The news was spouting something about there being a red moon tonight, nothing I could be bothered about. There wasn’t much I could be bothered about these days. I seemed to be viewing the world through a gray haze that morning. My family rushed about in their usual routine, eating food, packing lunches, pushing papers back into their respective bags and suitcases. I munched down on my cereal, staring into my bowl as though it was the most interesting thing on earth. At that moment, it really was. My family commented on it in passing, cracking jokes about me being a moody teenager and the sort. It was irksome at best. I continued to attempt boiling my milk with my vision until it was time to go. I grabbed my back and left for the bus stop.

It was a mild autumn day, cold enough to get away with wearing jeans, warm enough to get away with wearing a t-shirt. More than that, it was another day at high school. Everybody was moving to and fro, going to lockers, talking with friends, trying to sneak in one last kiss with their girlfriend or boyfriend before the first bell rang. All these teenagers going about, all contained within their little bubbles, oblivious to the outside world.
“I suppose it can’t be helped,” I thought. Suburban teenagers always tend to get caught up in their own affairs. The real world is a scary place. There are starvation, war, taxes, jobs. Not many teenagers want to throw themselves into that. Hence we go here and there, stress about grades, about how our best friend just kissed the boy/girl we like, and so on. I didn’t want any part in it. I just wanted to grow up and leave into the real world. My family said I was being an angst-filled teenager, but my angst was more rooted in my desire to not be a teenager.
First bell rang, same as everyday. Went into my first period classroom, same as everyday. I sat down in my seat, same as everyday. My teacher took attendance, same as everyday. We said the pledge of allegiance, same as everyday. My teacher started talking, same as everyday. Or so I thought.
“Okay everybody,” he said, clapping his hands together to grab the wandering attention spans of the class.
“We have a new student joining us today!” All of the heads in the class immediately swung round to the seat that he pointed at.
“She moved here just over the weekend…” The rest of his speech tuned out. She was breath taking. Absolutely sublime. The word beautiful could be deemed an insult. She had the face of an angel, her hair perfectly complimenting her shining eyes.

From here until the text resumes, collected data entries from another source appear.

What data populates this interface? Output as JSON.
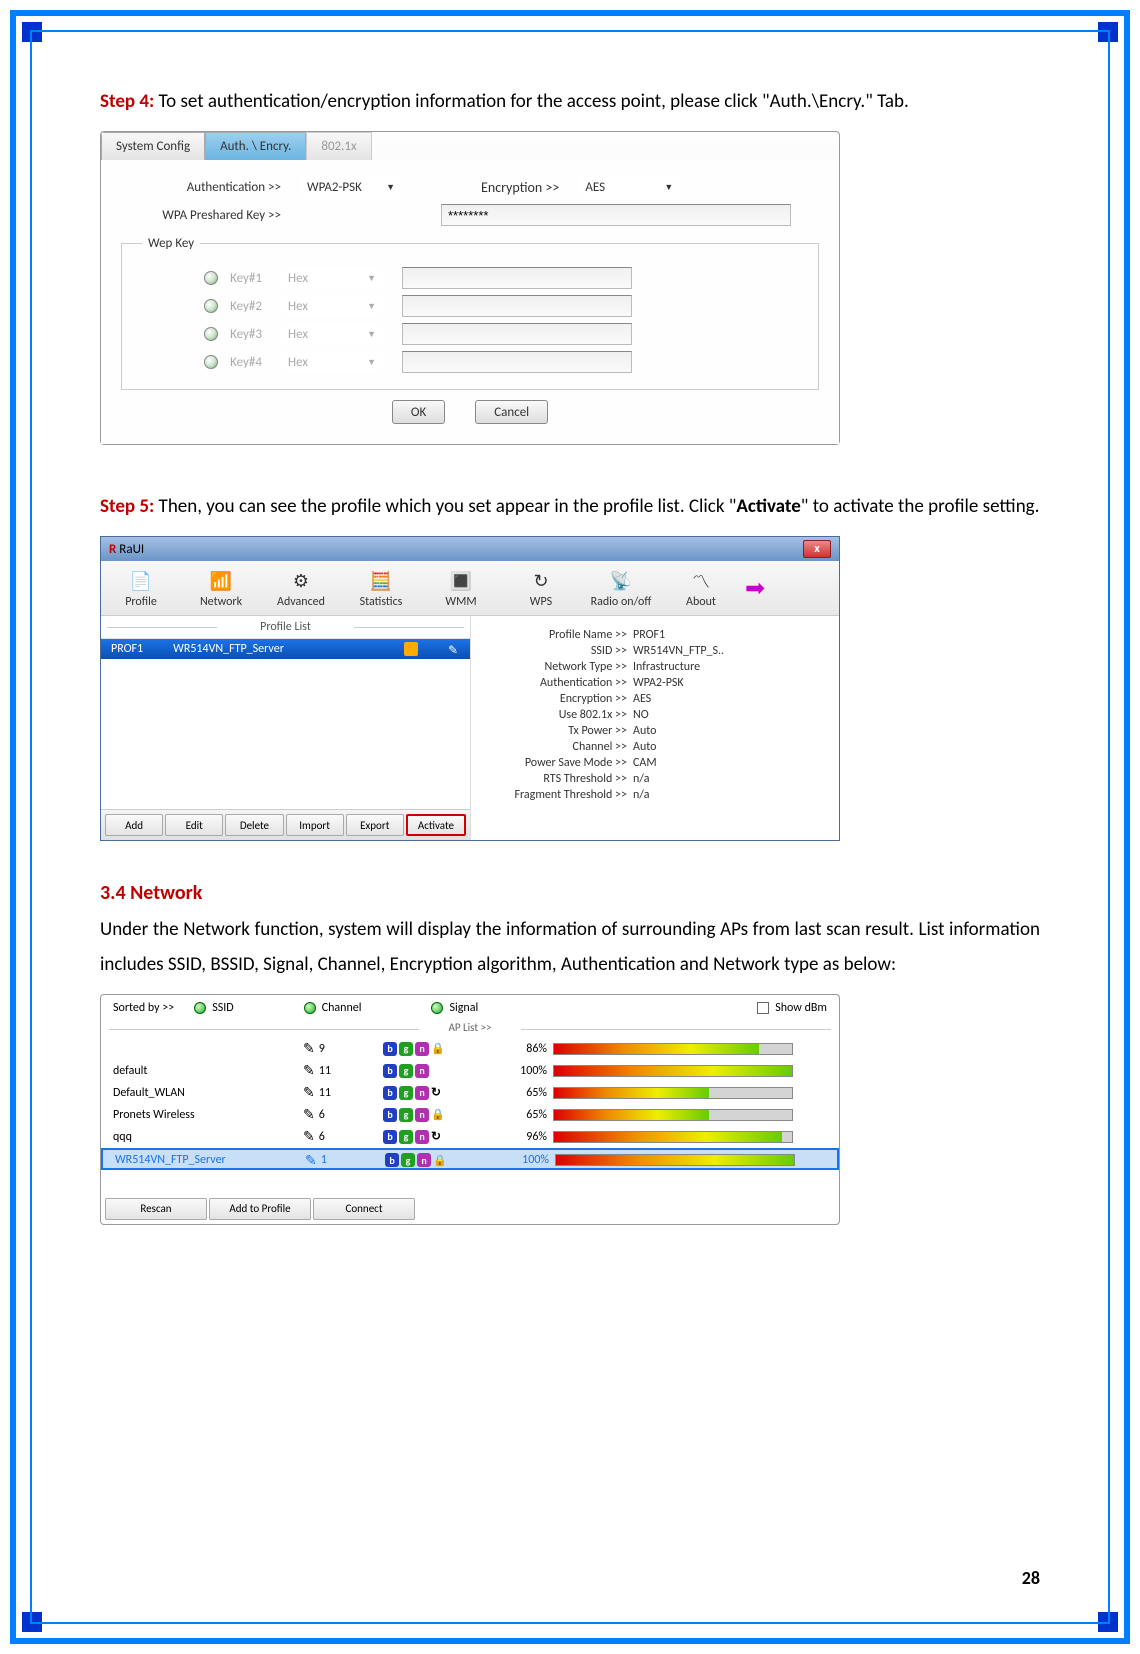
{
  "page_number": "28",
  "step4_label": "Step 4:",
  "step4_text": " To set authentication/encryption information for the access point, please click \"Auth.\\Encry.\" Tab.",
  "step5_label": "Step 5:",
  "step5_text_a": " Then, you can see the profile which you set appear in the profile list. Click \"",
  "step5_text_b": "Activate",
  "step5_text_c": "\" to activate the profile setting.",
  "section_heading": "3.4 Network",
  "section_body": "Under the Network function, system will display the information of surrounding APs from last scan result. List information includes SSID, BSSID, Signal, Channel, Encryption algorithm, Authentication and Network type as below:",
  "panel1": {
    "tabs": {
      "system_config": "System Config",
      "auth_encry": "Auth. \\ Encry.",
      "dot1x": "802.1x"
    },
    "auth_label": "Authentication >>",
    "auth_value": "WPA2-PSK",
    "encry_label": "Encryption >>",
    "encry_value": "AES",
    "psk_label": "WPA Preshared Key >>",
    "psk_value": "********",
    "wep_legend": "Wep Key",
    "key_rows": [
      {
        "label": "Key#1",
        "type": "Hex"
      },
      {
        "label": "Key#2",
        "type": "Hex"
      },
      {
        "label": "Key#3",
        "type": "Hex"
      },
      {
        "label": "Key#4",
        "type": "Hex"
      }
    ],
    "ok": "OK",
    "cancel": "Cancel"
  },
  "panel2": {
    "title": "RaUI",
    "toolbar": [
      "Profile",
      "Network",
      "Advanced",
      "Statistics",
      "WMM",
      "WPS",
      "Radio on/off",
      "About"
    ],
    "profile_list_label": "Profile List",
    "profile_row": {
      "name": "PROF1",
      "ssid": "WR514VN_FTP_Server"
    },
    "profile_buttons": {
      "add": "Add",
      "edit": "Edit",
      "delete": "Delete",
      "import": "Import",
      "export": "Export",
      "activate": "Activate"
    },
    "details": [
      {
        "k": "Profile Name >>",
        "v": "PROF1"
      },
      {
        "k": "SSID >>",
        "v": "WR514VN_FTP_S.."
      },
      {
        "k": "Network Type >>",
        "v": "Infrastructure"
      },
      {
        "k": "Authentication >>",
        "v": "WPA2-PSK"
      },
      {
        "k": "Encryption >>",
        "v": "AES"
      },
      {
        "k": "Use 802.1x >>",
        "v": "NO"
      },
      {
        "k": "Tx Power >>",
        "v": "Auto"
      },
      {
        "k": "Channel >>",
        "v": "Auto"
      },
      {
        "k": "Power Save Mode >>",
        "v": "CAM"
      },
      {
        "k": "RTS Threshold >>",
        "v": "n/a"
      },
      {
        "k": "Fragment Threshold >>",
        "v": "n/a"
      }
    ]
  },
  "panel3": {
    "sorted_by": "Sorted by >>",
    "opt_ssid": "SSID",
    "opt_channel": "Channel",
    "opt_signal": "Signal",
    "show_dbm": "Show dBm",
    "ap_list_label": "AP List >>",
    "rows": [
      {
        "ssid": "",
        "ch": "9",
        "modes": "bgn",
        "extra": "lock",
        "signal": "86%",
        "pct": 86
      },
      {
        "ssid": "default",
        "ch": "11",
        "modes": "bgn",
        "extra": "",
        "signal": "100%",
        "pct": 100
      },
      {
        "ssid": "Default_WLAN",
        "ch": "11",
        "modes": "bgn",
        "extra": "refresh",
        "signal": "65%",
        "pct": 65
      },
      {
        "ssid": "Pronets Wireless",
        "ch": "6",
        "modes": "bgn",
        "extra": "lock",
        "signal": "65%",
        "pct": 65
      },
      {
        "ssid": "qqq",
        "ch": "6",
        "modes": "bgn",
        "extra": "refresh",
        "signal": "96%",
        "pct": 96
      },
      {
        "ssid": "WR514VN_FTP_Server",
        "ch": "1",
        "modes": "bgn",
        "extra": "lock",
        "signal": "100%",
        "pct": 100,
        "selected": true
      }
    ],
    "buttons": {
      "rescan": "Rescan",
      "add_to_profile": "Add to Profile",
      "connect": "Connect"
    }
  }
}
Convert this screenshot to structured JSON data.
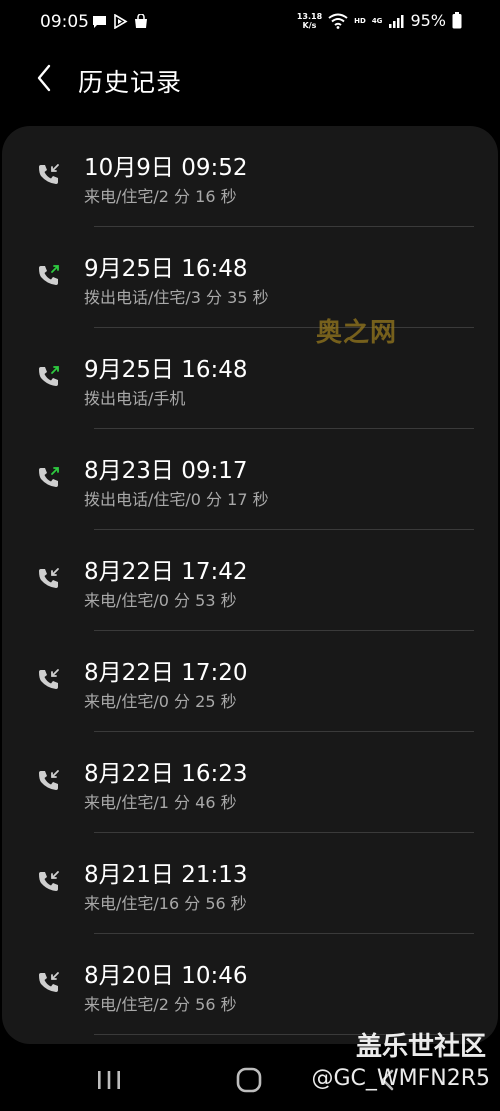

It was like being struck by lightning, like walking out into a blizzard from a roaring fire, like shining ray of light striking through the darkness. My stomach fell to my feet as though someone dropped a block of lead down my throat. I caught myself staring, and quickly turned around.
“So as you know, there is going to be a red moon tonight. This is because of a partial lunar eclipse. Who knows what exactly that is?” I couldn’t focus on class, and I wasn’t sure why. I found myself making any excuse to look at the new girl. I don’t think I ever got up so many times to sharpen a pencil as I did that class period. What was wrong with me? Why did one girl I hadn’t even seen before so suddenly enrapture me? I resolved that I would talk to her one way or another by the end of the day. Surely she wasn’t any better than the rest of the ditzy girls in my school.
To my infinite dismay, first period ended. She quickly vanished amongst all the other students trying to get out of the classroom to continue moving through their teenage bubbles. I suddenly became very self-aware again. Perspective is a b****. Here I was swooning over some girl I probably would never see again once graduation hit. Hormones be damned, I wasn’t going to become a hypocrite to myself.
And yet there I was, come lunchtime, looking about the cafeteria for the girl who so suddenly entranced me. I saw her sitting by her own in some foreign corner. I had to be subtle. You can’t just walk up to a random girl and expect them to welcome your conversation. And yet that’s just what happened.
“Mind if I join you?”
“Go ahead,” she said with the mind of smile that could melt ice. We exchanged pleasantries and the sort; names, where she came from, where I was from originally, phone numbers, and so on.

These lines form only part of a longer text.